A framework for quantification of coupling risk in the transition between operational modes of MASS

The rapid development of Maritime Autonomous Surface Ships (MASS) marks a significant leap towards enhanced efficiency and safety in the maritime industry. In this context, a transition process between modes of operation (MoO) is crucial for maintaining navigational safety and operational effectiveness. These transitions, however, may introduce complex functional couplings that generate performance fluctuations, posing new challenges for navigation safety. Despite increasing focus on MASS safety, current research lacks a systematic approach to identify coupling risks during MoO transitions. To fill this gap, this study presents a four-step quantitative framework that integrates Sequentially Timed Events Plotting, the Functional Resonance Analysis Method and Monte Carlo simulations. The framework identifies key functions and their interrelations during MoO transitions, quantifies the performance variability in the couplings, and pinpoints high-risk couplings and resonance paths.

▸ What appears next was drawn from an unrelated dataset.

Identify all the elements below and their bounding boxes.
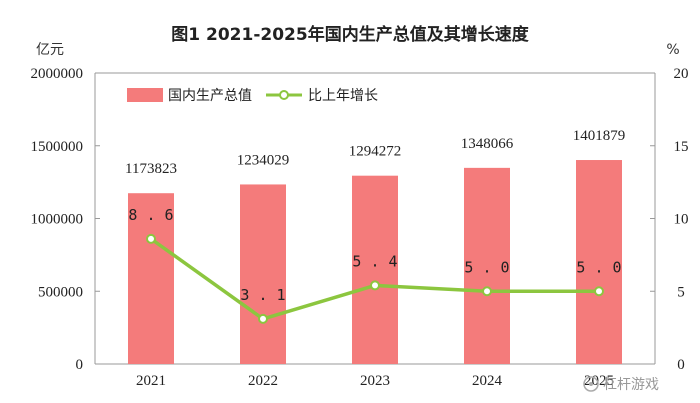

A case study focusing on a MASS encountering fishing vessels without Automatic Identification System data is presented to illustrate the framework’s application. The results reveal high-risk resonance paths involving situational awareness of the autonomous navigation system, ship-to-shore data transmission, and decision-making by seafarers on board and remote operators. Twelve measures are proposed, including AI-driven monitoring, multi-sensor fusion, and adaptive communication protocols to mitigate operational risks to ensure safe MoO transitions.